As an object-oriented kind of guy, I’d probably represent the various physical structures as objects representing functions, typically maps or views or reductions. Then internally, those objects would have structures consisting of indexes and the like, whether structured ones in memory, or flat ones. I’d be tempted to work with flat ones, because I happen to have done that in the past and I know how amazingly fast that can be. But the details would be hidden in my objects.
But I was thinking today, what if you were doing it in LISP? LISP’s natural data structure is just lists, including numbers and string kinds of things like
(quote /Users/ron/Dropbox ...)
It’d be easy enough to create functions to return all the elements of a list that match some regex, and so on. And there’s nothing to stop you from writing something like this:
files_named_index = (quote (select_by_index (1 3 5 99) all_the_files))

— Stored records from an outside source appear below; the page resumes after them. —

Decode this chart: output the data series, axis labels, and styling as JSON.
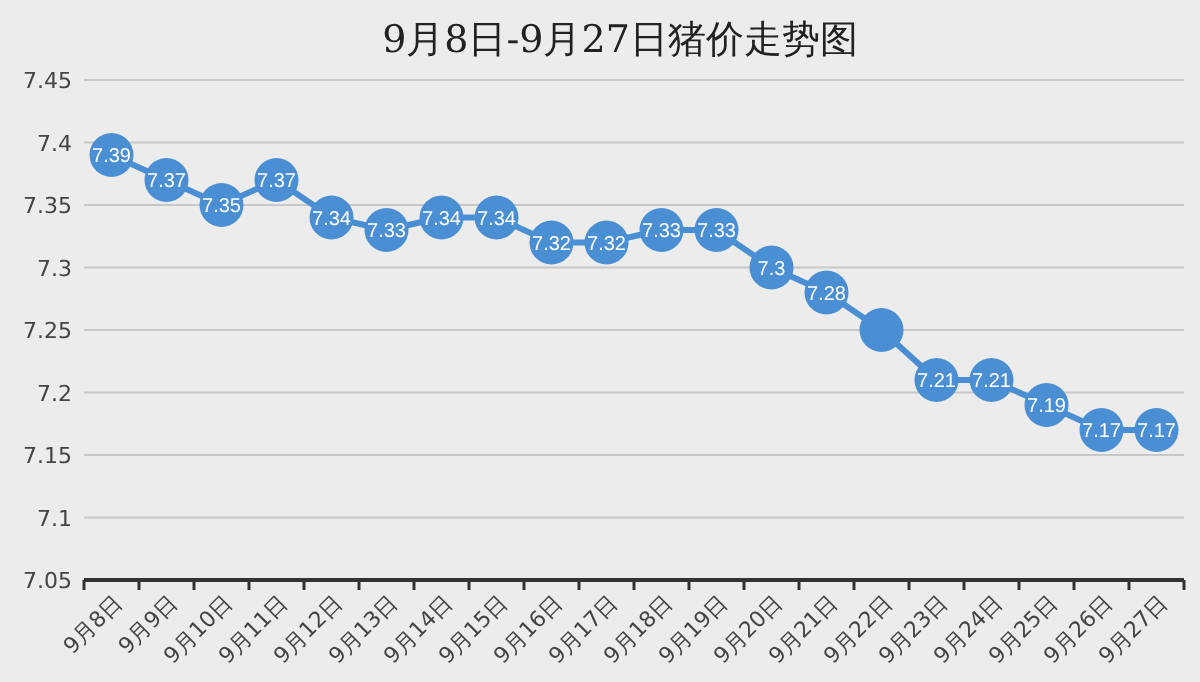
{
  "chart_data": {
    "type": "line",
    "title": "9月8日-9月27日猪价走势图",
    "categories": [
      "9月8日",
      "9月9日",
      "9月10日",
      "9月11日",
      "9月12日",
      "9月13日",
      "9月14日",
      "9月15日",
      "9月16日",
      "9月17日",
      "9月18日",
      "9月19日",
      "9月20日",
      "9月21日",
      "9月22日",
      "9月23日",
      "9月24日",
      "9月25日",
      "9月26日",
      "9月27日"
    ],
    "series": [
      {
        "color": "#4a8fd4",
        "values": [
          7.39,
          7.37,
          7.35,
          7.37,
          7.34,
          7.33,
          7.34,
          7.34,
          7.32,
          7.32,
          7.33,
          7.33,
          7.3,
          7.28,
          7.25,
          7.21,
          7.21,
          7.19,
          7.17,
          7.17
        ],
        "value_labels": [
          "7.39",
          "7.37",
          "7.35",
          "7.37",
          "7.34",
          "7.33",
          "7.34",
          "7.34",
          "7.32",
          "7.32",
          "7.33",
          "7.33",
          "7.3",
          "7.28",
          null,
          "7.21",
          "7.21",
          "7.19",
          "7.17",
          "7.17"
        ]
      }
    ],
    "ylim": [
      7.05,
      7.45
    ],
    "yticks": [
      7.05,
      7.1,
      7.15,
      7.2,
      7.25,
      7.3,
      7.35,
      7.4,
      7.45
    ],
    "grid": "y",
    "marker": "circle",
    "line_style": "solid"
  }
}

The above, in case it isn’t clear, means to me to return the elements 1, 3, 5, and 99 from the second list, the big list of all the files. That might be the result of an earlier query about returning the numbers of the records in the big file list whose names are ‘index.md’. And notice, this is a list, which if evaluated will produce the list we want. It’s dynamic.
So whether we did all this in some OO language, or some functional language, we could readily represent and store alternative data structures, for speed or convenience. In a real LISP, we could even rewrite lists in a new form, or update them. Imagine that our user has renamed one of the ‘index.md’ files to something else. In renaming it, we of course notice that he renamed number 5. So, given our list
things_named_index, as above, all we have to do to update it is remove the 5 from the first portion of the
select_by_index. Poof, we have
files_named_index = (quote (select_by_index (1 3 99) all_the_files)).
We’re good to go. Time to update this index? A lot like zero.
There is a rub. (Only one? Well, no, but here’s the one I have in mind):
Removing that 5 from the list of files named index is pretty obviously correct, but as we build more and more different indexing structure, managing them gets more and more complex, and our clever approaches to updating become more and more ad hoc. And we really don’t want much ad-hoc in our file system, now, do we? We’d like it to work and to be really bullet-proof.
That would lead me back to “Extended Set Theory”, about which I’ve written in the distant past. XST is a mathematical representation of sets that has an important mathematical fix in it, having to do with a somewhat esoteric glitch in how set are axiomatized. More important to us here is that, because it is founded in very pure math–more pure than even relational theory–we can reason with XST and prove that our special structures really work.
This isn’t really exactly easier than ad hoc approaches, and in fact by the time you’ve coded it there’s probably still room for bugs, but once you get the basics of XST in place, things can get easier. Equally interesting is that we can readily build up and tear down structures that are custom-made for the storage hardware we have available. We could, in principle, build something that cached a lot of information in main memory, backed up by special indexing structures on the solid-state drive, backed up by main storage on the rotating drive. We could set up redundancy and so on, with a more formal, more reliable approach.
Then, maybe, we program it all up in something like Elixer or Erlang, where we can set up concurrent, even distributed processes to do the work.
All this is a long way from a settled issue, but it does suggest to me that, if not today, then someday soon, we might do better to have a file naming approach that’s more like a flat collection of strings, with clear functional operations on those strings, and clear convenient views over those operations.
Will we ever have that? I certainly don’t know. Unix has been with us nearly 50 years and is still going strong. But, hey, who knows what’s really inside there? Most of us don’t know, and don’t care.
So how’s that for a dream and a riff on the dream?